Барбаросса стоял, напротив, держа в руке сияющий, словно солнце, раскалённый железный прут.
- В последнее время я стал задумываться, а немного ли я тебе отвесил? Вот, - кивнул он на ведро с драгоценным грузом, привязанное к его рукам, - решил добавить тебе ещё немного золота, …а в довесок к нему ещё и железа!
С этими словами он вонзил искрящийся на ветру прут в больное плечо Ричмонда. "Ласт Пранк" хотел закричать, но к своему ужасу понял, что стал нем. Истошный стон с трудом вырвался сквозь одеревеневшие губы. Кожа на плече шипела, а смрадный дым, исходивший от неё, вонял, почему-то, …жареной рыбой. Превозмогая боль, он изо всех сил потянул на себя стягивающие руки верёвки и они, поддались.

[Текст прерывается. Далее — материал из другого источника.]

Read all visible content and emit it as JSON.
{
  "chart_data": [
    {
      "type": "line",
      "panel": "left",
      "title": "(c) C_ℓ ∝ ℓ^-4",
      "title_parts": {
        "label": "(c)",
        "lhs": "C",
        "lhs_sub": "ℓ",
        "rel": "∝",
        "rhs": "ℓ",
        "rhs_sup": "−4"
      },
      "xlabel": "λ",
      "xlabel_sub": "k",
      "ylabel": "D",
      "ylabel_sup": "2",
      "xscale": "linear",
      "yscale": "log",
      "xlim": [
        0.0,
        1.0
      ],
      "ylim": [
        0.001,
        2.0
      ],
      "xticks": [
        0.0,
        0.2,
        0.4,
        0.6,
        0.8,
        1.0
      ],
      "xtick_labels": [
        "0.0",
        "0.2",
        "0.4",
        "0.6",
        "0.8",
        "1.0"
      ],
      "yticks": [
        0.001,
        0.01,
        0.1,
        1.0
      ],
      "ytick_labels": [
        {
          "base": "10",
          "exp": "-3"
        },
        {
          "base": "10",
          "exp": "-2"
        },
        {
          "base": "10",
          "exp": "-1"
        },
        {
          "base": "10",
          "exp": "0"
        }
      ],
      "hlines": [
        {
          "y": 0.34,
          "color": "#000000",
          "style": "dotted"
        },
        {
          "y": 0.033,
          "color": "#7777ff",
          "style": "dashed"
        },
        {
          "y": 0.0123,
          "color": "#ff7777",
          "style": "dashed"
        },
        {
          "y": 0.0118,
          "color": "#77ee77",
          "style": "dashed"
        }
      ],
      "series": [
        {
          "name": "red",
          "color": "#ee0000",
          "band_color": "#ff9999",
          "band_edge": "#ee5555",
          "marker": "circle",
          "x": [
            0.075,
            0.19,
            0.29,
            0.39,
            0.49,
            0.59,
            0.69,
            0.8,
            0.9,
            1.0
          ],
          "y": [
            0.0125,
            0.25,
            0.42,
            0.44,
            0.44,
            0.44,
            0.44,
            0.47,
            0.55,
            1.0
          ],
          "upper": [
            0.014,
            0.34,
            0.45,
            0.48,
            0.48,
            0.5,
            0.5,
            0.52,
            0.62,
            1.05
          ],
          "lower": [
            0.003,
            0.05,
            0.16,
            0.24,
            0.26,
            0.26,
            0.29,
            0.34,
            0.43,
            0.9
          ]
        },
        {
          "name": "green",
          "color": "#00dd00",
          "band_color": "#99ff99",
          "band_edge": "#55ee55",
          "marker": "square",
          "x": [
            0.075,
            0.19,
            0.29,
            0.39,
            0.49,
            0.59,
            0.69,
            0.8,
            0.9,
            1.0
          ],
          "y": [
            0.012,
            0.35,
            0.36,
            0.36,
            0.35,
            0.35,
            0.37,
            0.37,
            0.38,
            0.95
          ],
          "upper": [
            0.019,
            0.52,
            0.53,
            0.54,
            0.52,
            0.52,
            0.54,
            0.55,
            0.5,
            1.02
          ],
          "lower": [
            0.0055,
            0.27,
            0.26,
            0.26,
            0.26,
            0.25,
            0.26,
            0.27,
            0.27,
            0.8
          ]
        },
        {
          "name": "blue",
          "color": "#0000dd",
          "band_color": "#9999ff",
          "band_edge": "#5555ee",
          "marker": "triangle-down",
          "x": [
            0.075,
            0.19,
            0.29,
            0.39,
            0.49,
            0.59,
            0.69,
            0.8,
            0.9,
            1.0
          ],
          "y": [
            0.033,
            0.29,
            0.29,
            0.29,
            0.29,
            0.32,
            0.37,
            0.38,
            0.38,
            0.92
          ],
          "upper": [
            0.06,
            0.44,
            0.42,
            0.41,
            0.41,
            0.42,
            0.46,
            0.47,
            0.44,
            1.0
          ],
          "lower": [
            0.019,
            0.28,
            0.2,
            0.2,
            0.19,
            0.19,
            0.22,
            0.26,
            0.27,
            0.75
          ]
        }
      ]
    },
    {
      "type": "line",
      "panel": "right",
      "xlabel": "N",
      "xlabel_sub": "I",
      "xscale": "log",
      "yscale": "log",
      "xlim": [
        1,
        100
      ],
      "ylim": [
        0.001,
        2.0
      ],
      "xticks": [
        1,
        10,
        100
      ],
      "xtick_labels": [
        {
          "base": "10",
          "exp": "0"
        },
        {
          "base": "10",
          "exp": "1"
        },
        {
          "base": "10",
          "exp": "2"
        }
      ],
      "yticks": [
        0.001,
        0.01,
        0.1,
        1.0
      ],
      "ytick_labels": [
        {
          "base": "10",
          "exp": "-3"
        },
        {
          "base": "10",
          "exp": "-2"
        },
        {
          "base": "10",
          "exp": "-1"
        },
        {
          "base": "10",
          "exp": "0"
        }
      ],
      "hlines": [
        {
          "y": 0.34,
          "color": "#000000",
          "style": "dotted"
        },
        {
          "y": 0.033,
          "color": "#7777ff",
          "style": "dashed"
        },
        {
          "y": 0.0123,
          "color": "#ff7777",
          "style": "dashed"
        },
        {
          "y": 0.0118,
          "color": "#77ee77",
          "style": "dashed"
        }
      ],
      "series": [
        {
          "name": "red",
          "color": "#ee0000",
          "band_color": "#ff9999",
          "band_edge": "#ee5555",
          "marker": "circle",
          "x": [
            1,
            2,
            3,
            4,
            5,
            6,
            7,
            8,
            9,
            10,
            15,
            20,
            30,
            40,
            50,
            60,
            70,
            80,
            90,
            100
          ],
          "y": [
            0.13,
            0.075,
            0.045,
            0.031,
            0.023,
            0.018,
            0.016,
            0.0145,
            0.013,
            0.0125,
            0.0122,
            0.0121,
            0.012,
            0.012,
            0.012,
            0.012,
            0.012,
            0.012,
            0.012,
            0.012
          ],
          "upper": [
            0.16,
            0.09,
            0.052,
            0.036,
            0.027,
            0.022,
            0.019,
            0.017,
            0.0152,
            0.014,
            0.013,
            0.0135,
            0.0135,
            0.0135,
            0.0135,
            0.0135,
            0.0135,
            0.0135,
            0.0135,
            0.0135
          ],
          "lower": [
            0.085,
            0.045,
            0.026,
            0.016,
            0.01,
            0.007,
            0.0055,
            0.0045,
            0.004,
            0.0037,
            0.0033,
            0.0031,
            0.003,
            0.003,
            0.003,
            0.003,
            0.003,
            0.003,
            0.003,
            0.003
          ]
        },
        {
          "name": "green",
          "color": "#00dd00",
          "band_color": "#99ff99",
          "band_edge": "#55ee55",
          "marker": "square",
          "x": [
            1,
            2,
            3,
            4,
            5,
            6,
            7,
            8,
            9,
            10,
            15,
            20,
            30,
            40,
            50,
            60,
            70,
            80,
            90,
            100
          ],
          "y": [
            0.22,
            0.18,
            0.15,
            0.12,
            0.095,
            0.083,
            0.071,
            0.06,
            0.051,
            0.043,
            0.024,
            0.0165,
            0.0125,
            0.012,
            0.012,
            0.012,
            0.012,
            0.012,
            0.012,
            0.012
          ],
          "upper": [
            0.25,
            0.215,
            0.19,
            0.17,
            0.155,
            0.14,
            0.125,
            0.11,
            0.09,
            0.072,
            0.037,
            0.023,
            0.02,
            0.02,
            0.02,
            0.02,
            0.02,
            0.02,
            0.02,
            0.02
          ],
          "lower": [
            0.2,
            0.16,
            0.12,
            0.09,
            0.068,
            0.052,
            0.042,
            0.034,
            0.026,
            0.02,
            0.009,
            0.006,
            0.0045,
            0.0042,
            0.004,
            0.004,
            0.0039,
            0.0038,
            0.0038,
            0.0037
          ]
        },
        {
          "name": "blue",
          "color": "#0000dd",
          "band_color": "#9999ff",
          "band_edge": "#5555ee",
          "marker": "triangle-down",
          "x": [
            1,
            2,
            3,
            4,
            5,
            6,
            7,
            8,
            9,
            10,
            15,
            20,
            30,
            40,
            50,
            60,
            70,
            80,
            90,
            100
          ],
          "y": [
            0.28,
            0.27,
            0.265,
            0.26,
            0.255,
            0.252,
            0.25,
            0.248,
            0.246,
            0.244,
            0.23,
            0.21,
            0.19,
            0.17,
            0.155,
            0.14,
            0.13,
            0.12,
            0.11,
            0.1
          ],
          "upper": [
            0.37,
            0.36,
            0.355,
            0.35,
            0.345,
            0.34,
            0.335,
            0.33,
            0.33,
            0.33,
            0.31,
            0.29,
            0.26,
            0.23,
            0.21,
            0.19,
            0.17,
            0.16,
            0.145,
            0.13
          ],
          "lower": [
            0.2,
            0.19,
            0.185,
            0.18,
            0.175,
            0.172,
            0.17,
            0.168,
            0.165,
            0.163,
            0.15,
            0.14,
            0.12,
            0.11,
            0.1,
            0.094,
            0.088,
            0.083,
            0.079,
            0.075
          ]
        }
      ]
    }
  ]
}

"Ласт Пранк" открыл глаза.
Сидя на нём верхом, его держали несколько взмокших от усилий человек, а в помещении, где он находился, на самом деле пахло жареной рыбой.
- Jtms jaguļ, jums nedrikst kusteties! - Округлив глаза, и указывая коротким, коряжистым пальцем на плечо Ричи, устрашающе выкрикивал какой-то узколицый мужчина.
- Jus ļoti saaukstejas udeni un pie tam jums ir liela rēta uz pleca. Velns, viņš neko nesaprot. Jāni, palidz man![15]
Кто-то ударил Ричи по причиняющему ему страшные муки плечу, и он снова провалился в забытьё.
Седой рыбак Оскарс Озолиньш сосредоточенно сопел, ловко оплетая край прохудившейся, старой сети толстой конопляной ниткой. С другой стороны рыболовецкой снасти, гораздо медленнее и неохотнее своего родителя трудился его младший сын. Худой, светловолосый подросток в холщовой рубахе то и дело поправлял её широкие рукава, будто бы те мешали ему. Старый Озолиньш достаточно долго терпел показное нежелание сына трудиться:
- Э-хе-хе, - наконец тяжело вздохнул он, откладывая в сторону позеленевшую от морской воды и водорослей снасть, - видно одному богу известно, кто из тебя, лентяя, вырастет?
Мартыньш опустил взгляд.
- Что молчишь? - Продолжал отец. - Шатаясь по берегу вместе с Томасом Апсе, сыт не будешь. Нужно знать какое-то ремесло, чтобы кормить себя и свою семью. Вот будет у тебя сын, ты ведь тоже захочешь, чтобы он тебе помогал?
- Но ведь у тебя целых четыре сына? - треснувшим голосом запротестовал своенравный отпрыск.